No passado, no século XVIII e XIX, a industrialização se tornou um fenômeno preponderante nas cidades inglesas propiciou aumento demográfico exponencial, alteração nos padrões de moradia, nos modais de transporte, nas relações de trabalho e no modo de vida. No século XIX, também na Europa, poderíamos lembrar das demolições de Napoleão III, do Barão Haussmann e da abertura dos boulevards em Paris.

Nesses casos, o uso da expressão reestruturação urbana bem define a importância do acontecido. Após os acontecimentos, Manchester e Paris jamais foram as mesmas. As mudanças diacrônicas, induzidas por condições sociais desiguais, tiveram caráter reestruturador.

Também poderíamos utilizá-lo acertadamente ao nos referirmos, no caso brasileiro, ao momento da passagem da cidade à condição de metrópole, como transcorreu com Fortaleza a partir dos anos 1970. Isso porque a metrópole não é tão-somente uma cidade maior, onde habitam milhões. Ela representa um espaço urbano composto por muitos centros e, complementarmente, fragmentado e multiperiférico.

Quando ocorre a metropolização, o processo de urbanização chega a outro patamar, sobretudo, em virtude da complexidade das atividades econômicas sediadas nestes espaços urbanos. Por sua vez, refuncionalizações e requalificações são processos específicos, menos abrangentes espacial e funcionalmente, e na maioria das ocasiões, alteram áreas específicas da cidade, sendo assim, incapazes de modificar a totalidade da urbe.

Não necessariamente são planejadas ou de responsabilidade do Estado, os dois processos podem vir a desenrolar-se por contingências históricas (ex. crises econômicas) e por interesses de agentes empresariais (ex. mercado imobiliário).

Para explicar, um bairro ou uma zona da cidade é refuncionalizado à medida que uma função urbana histórica perde importância e outra ganha predominância.
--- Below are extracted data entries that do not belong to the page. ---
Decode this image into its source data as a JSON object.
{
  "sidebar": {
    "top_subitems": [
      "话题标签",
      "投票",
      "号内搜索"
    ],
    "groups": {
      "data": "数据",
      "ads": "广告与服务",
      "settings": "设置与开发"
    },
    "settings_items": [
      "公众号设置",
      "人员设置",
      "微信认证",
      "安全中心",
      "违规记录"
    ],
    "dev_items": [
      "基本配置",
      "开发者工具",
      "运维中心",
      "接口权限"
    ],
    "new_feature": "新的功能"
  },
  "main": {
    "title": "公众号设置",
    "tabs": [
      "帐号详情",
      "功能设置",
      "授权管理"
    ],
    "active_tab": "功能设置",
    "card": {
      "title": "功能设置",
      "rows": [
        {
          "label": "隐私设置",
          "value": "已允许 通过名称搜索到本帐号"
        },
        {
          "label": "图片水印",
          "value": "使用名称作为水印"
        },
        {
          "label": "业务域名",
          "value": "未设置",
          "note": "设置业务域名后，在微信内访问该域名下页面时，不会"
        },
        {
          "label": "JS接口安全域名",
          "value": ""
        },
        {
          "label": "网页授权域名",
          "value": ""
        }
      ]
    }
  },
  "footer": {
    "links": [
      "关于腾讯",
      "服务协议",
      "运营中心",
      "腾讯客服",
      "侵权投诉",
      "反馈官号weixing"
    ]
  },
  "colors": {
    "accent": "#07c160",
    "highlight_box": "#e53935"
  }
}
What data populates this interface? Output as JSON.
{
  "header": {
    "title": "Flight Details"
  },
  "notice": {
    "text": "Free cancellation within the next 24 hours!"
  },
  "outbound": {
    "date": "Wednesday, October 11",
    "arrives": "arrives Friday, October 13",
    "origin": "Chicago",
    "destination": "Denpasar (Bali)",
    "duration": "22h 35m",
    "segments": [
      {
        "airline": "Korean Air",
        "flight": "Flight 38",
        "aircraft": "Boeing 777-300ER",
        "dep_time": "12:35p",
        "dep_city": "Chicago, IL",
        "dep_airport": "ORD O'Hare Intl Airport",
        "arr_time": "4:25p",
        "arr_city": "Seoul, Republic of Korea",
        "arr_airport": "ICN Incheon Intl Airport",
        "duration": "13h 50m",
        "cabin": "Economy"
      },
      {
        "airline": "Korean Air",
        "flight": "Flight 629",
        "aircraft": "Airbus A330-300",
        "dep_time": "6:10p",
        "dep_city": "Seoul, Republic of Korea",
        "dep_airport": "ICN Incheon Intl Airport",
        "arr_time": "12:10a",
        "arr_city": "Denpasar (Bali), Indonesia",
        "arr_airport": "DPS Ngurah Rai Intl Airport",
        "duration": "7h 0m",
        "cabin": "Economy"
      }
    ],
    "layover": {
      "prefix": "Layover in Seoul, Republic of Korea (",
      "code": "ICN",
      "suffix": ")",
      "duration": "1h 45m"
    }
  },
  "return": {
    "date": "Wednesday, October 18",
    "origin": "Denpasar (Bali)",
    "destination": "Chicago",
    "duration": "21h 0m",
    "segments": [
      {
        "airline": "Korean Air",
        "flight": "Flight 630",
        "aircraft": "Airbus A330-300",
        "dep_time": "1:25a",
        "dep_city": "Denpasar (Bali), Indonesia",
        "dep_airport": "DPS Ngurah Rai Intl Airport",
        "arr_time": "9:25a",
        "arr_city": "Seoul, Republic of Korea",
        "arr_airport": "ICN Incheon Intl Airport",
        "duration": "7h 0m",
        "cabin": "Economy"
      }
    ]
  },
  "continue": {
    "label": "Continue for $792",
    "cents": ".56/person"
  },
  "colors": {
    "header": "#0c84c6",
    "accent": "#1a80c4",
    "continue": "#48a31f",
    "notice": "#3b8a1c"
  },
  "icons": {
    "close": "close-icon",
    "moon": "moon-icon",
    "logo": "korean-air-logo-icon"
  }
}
Em Fortaleza, poderíamos mencionar as mudanças funcionais transcorridas na Avenida Francisco Sá com a passagem da função industrial, para a residencial e a comercial; ou mesmo, lembrar do Centro da cidade que deixou de ser uma área predominantemente residencial para ser identificada como a principal zona comercial da capital.

Legenda: Obras na Avenida Francisco Sá
Foto: Arquivo Diário do Nordeste/Helene Santos

O bairro Aldeota, antes eminentemente residencial, nos dias de hoje, é uma centralidade urbana marcada pela variedade de serviços especializados.
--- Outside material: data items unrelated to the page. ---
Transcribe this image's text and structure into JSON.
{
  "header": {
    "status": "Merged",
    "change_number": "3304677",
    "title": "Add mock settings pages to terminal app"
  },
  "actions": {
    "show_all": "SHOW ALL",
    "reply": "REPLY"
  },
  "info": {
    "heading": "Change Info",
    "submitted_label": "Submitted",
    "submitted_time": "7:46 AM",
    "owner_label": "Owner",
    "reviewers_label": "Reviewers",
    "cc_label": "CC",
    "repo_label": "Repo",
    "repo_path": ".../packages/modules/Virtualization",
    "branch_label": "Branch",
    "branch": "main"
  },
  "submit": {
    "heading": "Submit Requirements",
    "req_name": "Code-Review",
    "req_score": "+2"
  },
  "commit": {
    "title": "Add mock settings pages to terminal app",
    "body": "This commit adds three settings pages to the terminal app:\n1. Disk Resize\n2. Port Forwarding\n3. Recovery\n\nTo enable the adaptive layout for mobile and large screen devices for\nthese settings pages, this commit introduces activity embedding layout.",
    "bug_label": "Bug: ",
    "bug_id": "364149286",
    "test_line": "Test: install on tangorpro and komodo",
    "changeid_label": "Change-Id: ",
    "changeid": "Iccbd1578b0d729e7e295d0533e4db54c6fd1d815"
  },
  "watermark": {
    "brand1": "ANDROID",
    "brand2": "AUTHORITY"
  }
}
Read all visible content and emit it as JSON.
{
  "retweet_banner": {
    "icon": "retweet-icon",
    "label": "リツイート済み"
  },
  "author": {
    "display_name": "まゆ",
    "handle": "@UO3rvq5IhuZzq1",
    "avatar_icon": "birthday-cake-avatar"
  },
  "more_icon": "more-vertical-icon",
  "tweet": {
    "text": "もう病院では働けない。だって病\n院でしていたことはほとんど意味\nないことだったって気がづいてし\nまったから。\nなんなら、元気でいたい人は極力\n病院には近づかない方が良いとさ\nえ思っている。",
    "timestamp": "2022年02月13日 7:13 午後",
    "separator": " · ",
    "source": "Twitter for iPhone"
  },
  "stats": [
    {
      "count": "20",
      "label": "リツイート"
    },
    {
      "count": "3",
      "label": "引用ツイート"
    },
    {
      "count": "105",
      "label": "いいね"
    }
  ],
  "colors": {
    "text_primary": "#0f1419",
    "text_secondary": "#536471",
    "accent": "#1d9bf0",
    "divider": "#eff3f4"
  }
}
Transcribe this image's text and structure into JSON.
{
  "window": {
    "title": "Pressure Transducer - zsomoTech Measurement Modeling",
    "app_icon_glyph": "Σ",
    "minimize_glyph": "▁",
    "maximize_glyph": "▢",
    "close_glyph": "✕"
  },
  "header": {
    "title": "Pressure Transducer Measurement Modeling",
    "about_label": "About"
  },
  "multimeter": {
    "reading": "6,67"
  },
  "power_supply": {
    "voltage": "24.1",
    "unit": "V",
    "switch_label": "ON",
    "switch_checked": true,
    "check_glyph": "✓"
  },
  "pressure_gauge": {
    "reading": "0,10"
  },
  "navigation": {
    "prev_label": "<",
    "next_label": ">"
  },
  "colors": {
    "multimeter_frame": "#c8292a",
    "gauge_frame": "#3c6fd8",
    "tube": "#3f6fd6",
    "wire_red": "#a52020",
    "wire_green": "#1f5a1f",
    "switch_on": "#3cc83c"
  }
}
A requalificação não obrigatoriamente se dá por mutações nas funções urbanas. Uma avenida comercial em decadência, ao ganhar novas qualidades de acesso ou de padrão empresarial, pode vir a reconstituir sua relevância mantendo sua função comercial. Em outra escala de intervenção, reformas em espaços públicos (ex. praças, parques, polos de lazer), não alteram as funções destes, porém modernizam-lhes com a atualização do mobiliário urbano e/ou com a inserção de necessidades da época.

O último termo anunciado, revitalização, é o mais polêmico. Se levarmos ao extremo rigor das teorias urbanas, ele jamais deveria ser utilizado para designar processos e intervenções na cidade. Primeiro porque, por mais precários e decadentes, os espaços urbanos não são zonas mortas, há sempre relações e práticas sociais a eles associados, mesmo que não sejam as desejáveis por um grupo ou setor da sociedade.

Em segundo lugar, geralmente, quando se emprega a palavra revitalização há carga simbólica e preconceituosa na avaliação das funções e nos usos reinantes numa área. Na cidade contemporânea, observa-se frequentemente o emprego do termo para zonas onde habitam populações pobres, em situação de rua ou espaços ocupados por comerciantes ambulantes.

Tudo isso dito, o leitor pode entender as distinções como irrelevantes. Porém, com um pouco mais de cuidado, e até com conhecimento das estratégias políticas, descobriremos a importância das palavras e dos discursos na formação das opiniões, nos álibis e nas justificativas.

Para os movimentos sociais urbanos, o domínio destes termos e dos seus significados é uma arma para argumentar e fazer valer seus interesses. No momento da reivindicação, é decisivo deixar claro o que se quer para a cidade, para a regional ou para a praça do bairro onde moramos.

"Este texto reflete, exclusivamente, a opinião do autor”.